The choke arm jam nuts on the carburetors were found loose. The PTO carburetor choke jam nut was found backed all the way up the shaft while the MAG side carburetor choke jam nut was one turn loose on the shaft. According to the manufacturers representative, the choke arm jam nut locations would result in an overly rich mixture condition with the choke in the on position.

The MAG cylinder carburetor float needle valve setting was found at the richest position. The main jet size was noted to be 170 (normal size is 165). The carburetor bowl was disassembled and one of the two floats was found disengaged from the valve arm.

The PTO cylinder carburetor float needle valve setting was found at the richest position. The man jet size was noted to be 170 (normal size is 165). Both floats in the carburetor bowl were found engaged on the valve arm.
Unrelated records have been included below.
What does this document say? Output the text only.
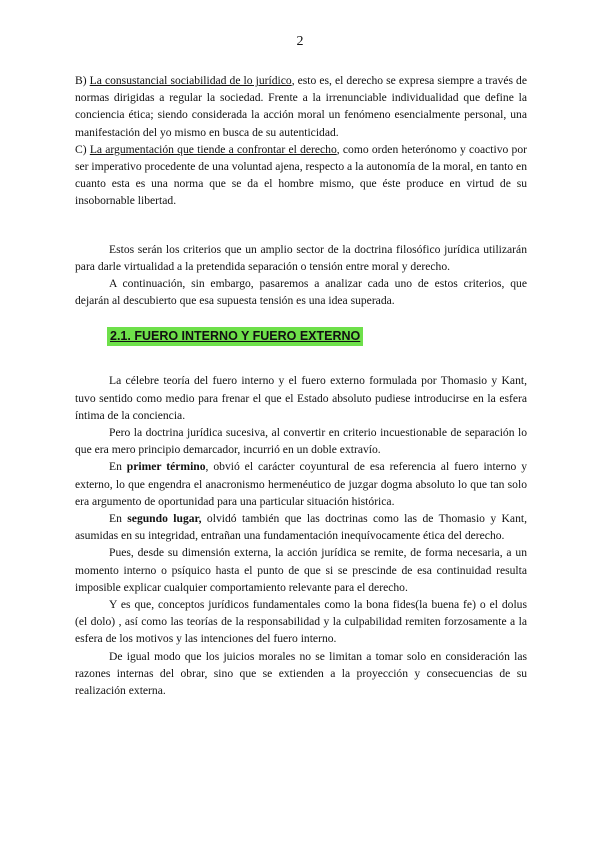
2

B) La consustancial sociabilidad de lo jurídico, esto es, el derecho se expresa siempre a través de normas dirigidas a regular la sociedad. Frente a la irrenunciable individualidad que define la conciencia ética; siendo considerada la acción moral un fenómeno esencialmente personal, una manifestación del yo mismo en busca de su autenticidad.

C) La argumentación que tiende a confrontar el derecho, como orden heterónomo y coactivo por ser imperativo procedente de una voluntad ajena, respecto a la autonomía de la moral, en tanto en cuanto esta es una norma que se da el hombre mismo, que éste produce en virtud de su insobornable libertad.

Estos serán los criterios que un amplio sector de la doctrina filosófico jurídica utilizarán para darle virtualidad a la pretendida separación o tensión entre moral y derecho.

A continuación, sin embargo, pasaremos a analizar cada uno de estos criterios, que dejarán al descubierto que esa supuesta tensión es una idea superada.

2.1. FUERO INTERNO Y FUERO EXTERNO

La célebre teoría del fuero interno y el fuero externo formulada por Thomasio y Kant, tuvo sentido como medio para frenar el que el Estado absoluto pudiese introducirse en la esfera íntima de la conciencia.

Pero la doctrina jurídica sucesiva, al convertir en criterio incuestionable de separación lo que era mero principio demarcador, incurrió en un doble extravío.

En primer término, obvió el carácter coyuntural de esa referencia al fuero interno y externo, lo que engendra el anacronismo hermenéutico de juzgar dogma absoluto lo que tan solo era argumento de oportunidad para una particular situación histórica.

En segundo lugar, olvidó también que las doctrinas como las de Thomasio y Kant, asumidas en su integridad, entrañan una fundamentación inequívocamente ética del derecho.

Pues, desde su dimensión externa, la acción jurídica se remite, de forma necesaria, a un momento interno o psíquico hasta el punto de que si se prescinde de esa continuidad resulta imposible explicar cualquier comportamiento relevante para el derecho.

Y es que, conceptos jurídicos fundamentales como la bona fides(la buena fe) o el dolus (el dolo) , así como las teorías de la responsabilidad y la culpabilidad remiten forzosamente a la esfera de los motivos y las intenciones del fuero interno.

De igual modo que los juicios morales no se limitan a tomar solo en consideración las razones internas del obrar, sino que se extienden a la proyección y consecuencias de su realización externa.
The fuel pump was disassembled. The diaphragms were found intact and the internal valves functional. Fuel was found in the unit. The pilot sustained fatal injuries in the accident and an autopsy was conducted by the Riverside County Coroner's office. The attesting pathologists reported that the cause of death was attributed to multiple traumatic injury. Samples were obtained for toxicological analysis with negative results for alcohol and all screened drug substances.

NTSB Probable Cause

1) THE PILOT'S DECISION TO FLY IN MOUNTAINOUS TERRAIN AT A LOW LEVEL, AND 2) HIS FAILURE TO MAINTAIN ADEQUATE AIRSPEED WHILE MANEUVERING TO REVERSE DIRECTION IN A BOX CANYON, WHICH RESULTED IN AN INADVERTENT STALL SPIN.